Bereits am Samstag fuhr Vestenbergsgreuth einen wichtigen Dreier gegen den Abstieg ein. Thanasi Chiarelli brachte die Hausherren nach 18 Minuten in Führung. Doch Christoph Remmelberger konnte noch vor der Pause den Ausgleich herstellen (33.). Nach dem Seitenwechsel passierte lange nichts, ehe Steffen Hack in der 84. Minute den viel umjubelten Siegtreffer erzielte. Während Greuth sich ein bisschen Luft nach unten verschafft, verliert Möhrendorf die beiden Topteams aus Hemhofen und Oesdorf so langsam aus den Augen. "In der ersten Halbzeit haben wir uns die Führung verdient, der Ausgleich fiel fast aus dem Nichts. Nach der Pause war Möhrendorf überlegen, richtig gute Chancen hatte der ASV aber nicht", berichtete Markus Brandt, sportlicher Leiter beim TSV, der angesichts der Ergebnisse auf den anderen Plätzen von drei ganz wichtigen Punkten sprach. Die nächsten Zähler können die Greuther am kommenden Donnerstag holen, dann geht es gegen Bubenreuth. "Auch das wird schwer, weil sich der SV bestimmt noch nicht aufgegeben hat und wir auf unseren Kapitän verzichten müssen", sagte Brandt weiter.


A-Klasse 1 ER/PEG: FC Niederlindach - TSV Frauenaurach 2:2

"Wir haben heute alle vier Tore gemacht, aber normalerweise müssen wir das Spiel klar gewinnen", sagte FCN-Abteilungsleiter Horst Biemel. Niederlindach kam gut aus der Kabine, Stanislav Stefanovsky traf sehenswert per Fernschuss (5.). Im Gegenzug gelang Frauenaurach der schmeichelhafte Ausgleich. Krauthäfer flankte scharf, im Zentrum bugsierte Markus Scharf das Leder ins eigene Netz (13.). Im weiteren Verlauf erzielten die Gäste einen Abseitstreffer, ehe das zweite Niederlindacher Eigentor das 1:2 bedeutete. Diesmal war Stefanovsky der Unglücksrabe (45.). Kurz nach Wiederanpfiff wurde eifrig diskutiert. Cosimo Acierno kam zum Abschluss, TSV-Torwart Gebhardt bekam den Ball erst hinter der Linie zu fassen. Doch der Referee verweigerte dem Treffer die Gültigkeit. Wenig später machte es Acierno besser, sein strammer Schuss fand den Weg in die Maschen (57.). Bis zum Ende war Niederlindach weiter am Drücker, Tore fielen aber nicht mehr. TSV-Verteidiger Emakpor sah nach einer Notbremse die Rote Karte (69.).
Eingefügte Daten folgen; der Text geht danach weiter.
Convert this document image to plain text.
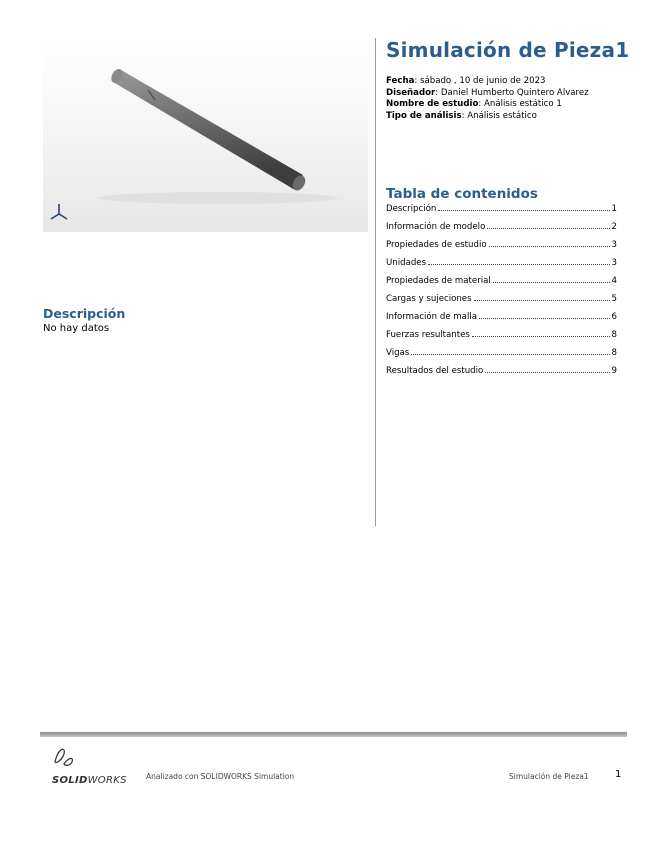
Simulación de Pieza1
Fecha: sábado , 10 de junio de 2023
Diseñador: Daniel Humberto Quintero Alvarez
Nombre de estudio: Análisis estático 1
Tipo de análisis: Análisis estático
Tabla de contenidos
Descripción	1
Información de modelo	2
Propiedades de estudio	3
Unidades	3
Propiedades de material	4
Cargas y sujeciones	5
Información de malla	6
Fuerzas resultantes	8
Vigas	8
Resultados del estudio	9
Descripción
No hay datos
SOLIDWORKS	Analizado con SOLIDWORKS Simulation	Simulación de Pieza1	1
A-Klasse 2 ER/PEG: SC Gremsdorf - TSV Neuhaus 1:5

"Es war vom Anpfiff weg eine einseitige Angelegenheit. Wir haben das Geschehen kontrolliert und das Spiel gemacht", analysierte Gästetrainer Stephan Blersch. Ein weiter Ball auf den schnellen Stephan Nendel bescherte Neuhaus die Führung (6.). Das 0:2 fiel nach dem gleichen Muster, erneut schob Nendel ein (16.). Von den Hausherren kam wenig, so dass der Ex-Gremsdorfer Dominik Warter aus dem Getümmel heraus erhöhte (23.). Im zweiten Abschnitt bot sich ein ähnliches Bild. Neuhaus drängte, Danny Heinrich traf per Flugkopfball zum 0:4 (52.). Gremsdorf kam zwei Minuten später zum Ehrentreffer, Michael Stark staubte ab (54.). Doch das fiel nicht ins Gewicht, Thomas Neuper traf auf Vorlage von Thomas Mühl zum Endstand (59.). "Am Ende haben wir etwas zurückgeschaltet und uns dem Gegner angepasst", so Blersch.